Les tabloïds multiplient ainsi les récits peignant les efforts européens pour brider l’indépendance du pays et abaisser sa fierté. On trouvera ainsi parmi les lieux communs eurosceptiques la supposée obligation pour les bâtiments public anglais d’arborer les couleurs européennes, comme l’illustre un article du Daily Express du 8 juillet 2011 intitulé « University fined £56,000 for not flying EU’s flag »[11]. L’affirmation, démentie immédiatement par l’Université de Northampton, est sous-tendue par la même représentation d’une Europe déterminée à substituer son autorité à la souveraineté britannique.
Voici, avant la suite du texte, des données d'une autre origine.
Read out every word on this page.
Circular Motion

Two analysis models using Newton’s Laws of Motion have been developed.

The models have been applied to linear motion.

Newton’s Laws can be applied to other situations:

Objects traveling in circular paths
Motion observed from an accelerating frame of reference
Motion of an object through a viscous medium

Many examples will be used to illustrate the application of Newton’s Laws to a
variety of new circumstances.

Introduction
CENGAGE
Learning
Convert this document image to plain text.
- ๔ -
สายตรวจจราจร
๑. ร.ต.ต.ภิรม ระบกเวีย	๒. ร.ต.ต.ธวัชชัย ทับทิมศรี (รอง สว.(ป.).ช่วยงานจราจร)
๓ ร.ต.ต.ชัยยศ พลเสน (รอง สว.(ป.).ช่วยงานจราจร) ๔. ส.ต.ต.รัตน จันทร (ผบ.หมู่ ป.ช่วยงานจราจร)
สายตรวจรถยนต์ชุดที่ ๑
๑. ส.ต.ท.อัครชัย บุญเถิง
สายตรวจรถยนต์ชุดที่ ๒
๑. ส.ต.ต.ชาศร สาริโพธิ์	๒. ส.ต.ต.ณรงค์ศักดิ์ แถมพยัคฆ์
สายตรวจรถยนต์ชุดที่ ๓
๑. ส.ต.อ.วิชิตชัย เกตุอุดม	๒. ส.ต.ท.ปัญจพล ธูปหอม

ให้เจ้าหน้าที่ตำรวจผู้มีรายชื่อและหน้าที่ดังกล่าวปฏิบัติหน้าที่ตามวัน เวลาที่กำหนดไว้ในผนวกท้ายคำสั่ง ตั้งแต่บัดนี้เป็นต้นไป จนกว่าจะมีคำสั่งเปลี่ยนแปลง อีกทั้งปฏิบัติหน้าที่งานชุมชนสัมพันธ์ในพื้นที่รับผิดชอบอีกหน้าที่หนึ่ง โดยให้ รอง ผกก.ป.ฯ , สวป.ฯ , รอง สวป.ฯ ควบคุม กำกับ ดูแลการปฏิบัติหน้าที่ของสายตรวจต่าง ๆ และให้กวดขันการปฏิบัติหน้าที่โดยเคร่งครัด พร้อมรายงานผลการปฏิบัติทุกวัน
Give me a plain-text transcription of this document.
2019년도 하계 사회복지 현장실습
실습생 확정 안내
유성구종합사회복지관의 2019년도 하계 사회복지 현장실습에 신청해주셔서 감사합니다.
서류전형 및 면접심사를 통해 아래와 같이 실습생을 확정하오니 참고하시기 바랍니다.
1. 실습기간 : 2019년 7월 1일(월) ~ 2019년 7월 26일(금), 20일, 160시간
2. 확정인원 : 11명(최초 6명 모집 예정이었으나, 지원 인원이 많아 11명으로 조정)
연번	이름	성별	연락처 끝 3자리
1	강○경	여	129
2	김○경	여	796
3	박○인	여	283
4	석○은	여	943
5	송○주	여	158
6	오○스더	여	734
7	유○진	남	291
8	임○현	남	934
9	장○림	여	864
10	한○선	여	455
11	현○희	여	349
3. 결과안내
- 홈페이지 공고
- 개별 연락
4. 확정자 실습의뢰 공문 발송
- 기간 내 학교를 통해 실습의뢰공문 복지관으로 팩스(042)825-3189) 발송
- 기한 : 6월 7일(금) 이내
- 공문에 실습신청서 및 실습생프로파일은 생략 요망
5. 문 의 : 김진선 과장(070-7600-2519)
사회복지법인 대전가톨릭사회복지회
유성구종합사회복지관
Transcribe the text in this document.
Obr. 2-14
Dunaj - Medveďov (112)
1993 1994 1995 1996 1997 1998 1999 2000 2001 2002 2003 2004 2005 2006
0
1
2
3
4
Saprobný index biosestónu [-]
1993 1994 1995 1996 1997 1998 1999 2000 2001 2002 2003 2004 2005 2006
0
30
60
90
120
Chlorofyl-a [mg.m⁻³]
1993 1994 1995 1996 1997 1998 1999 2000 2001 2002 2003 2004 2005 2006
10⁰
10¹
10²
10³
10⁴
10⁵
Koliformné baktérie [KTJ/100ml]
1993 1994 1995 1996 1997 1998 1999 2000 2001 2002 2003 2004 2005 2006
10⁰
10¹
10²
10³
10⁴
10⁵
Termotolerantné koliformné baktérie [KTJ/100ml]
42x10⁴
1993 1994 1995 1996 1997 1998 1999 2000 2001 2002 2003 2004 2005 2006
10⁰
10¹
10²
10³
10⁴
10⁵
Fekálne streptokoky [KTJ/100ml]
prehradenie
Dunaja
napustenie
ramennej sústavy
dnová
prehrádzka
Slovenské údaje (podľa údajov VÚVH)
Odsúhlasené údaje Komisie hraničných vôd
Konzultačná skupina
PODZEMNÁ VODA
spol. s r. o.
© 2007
Le même journal ira jusqu’au bout de la logique en mai 2012 avec une première page dramatique : « EU plot to scrap Britain » ! Le sous-titre a des accents encore plus sinistres : « Nous pouvons révéler que des Eurocrates influents conspirent secrètent en vue de créer un président de l’UE surpuissant et réaliser leur rêve d’abolir la Grande-Bretagne »[12]. En dépit de cette amorce digne d’un film d’espionnage, le contenu de l’article correspondant est bénin : un groupe de ministres des Etats-membres (caractérisé comme « le suspect ‘Groupe de Berlin’, composé de politiciens Europhiles ») aurait lancé une réflexion en vue d’une fusion entre les fonctions de président du Conseil européen et de président de la Commission. La perspective est pourtant décrite comme cataclysmique : selon l’Express, « le plan pourrait créer un équivalent moderne de l’Empereur européen envisagé par Napoléon Bonaparte ou un retour au Saint-Empire de Charlemagne qui dominait l’Europe dans les âges sombres », et ce sans que David Cameron (alors premier ministre) ne semble se mobiliser pour mettre fin au « complot ». Une seule solution : quitter l’Union au plus vite ! L’article n’explique toutefois pas en quoi une telle réforme aurait pu concrètement mener à la destruction du pays, et ne relève pas non plus que le Royaume-Uni, comme tout Etat-membre, dispose d’un droit de véto sur les réformes des traités fondamentaux de l’Union.
L’article illustre une autre tendance des tabloïds conservateurs, celle à considérer l’UE comme une institution opaque et homogène. Le nom d’un Commissaire est mentionné de temps à autres, mais le plus souvent les termes « Europe » ou « eurocrates » sont utilisés de manière indiscriminée, de sorte que l’on ne sait guère qui fait vraiment l’objet une critique : s’agit-il d’une proposition de la Commission, de la position d’un groupe parlementaire, de l’annonce du gouvernement d’un autre Etat-membre, d’un simple comité d’experts associé à l’Union ? Cela permet d’alimenter indéfiniment le mécanisme d’indignation, sans que soit jaugée objectivement la possibilité que tel ou tel projet soit effectivement mené à terme. Une entité secrète et malfaisante, employant tous les moyens pour assujettir le Royaume-Uni et ses citoyens ? Même si la notion est aujourd’hui galvaudée, on n’est pas loin du conspirationnisme…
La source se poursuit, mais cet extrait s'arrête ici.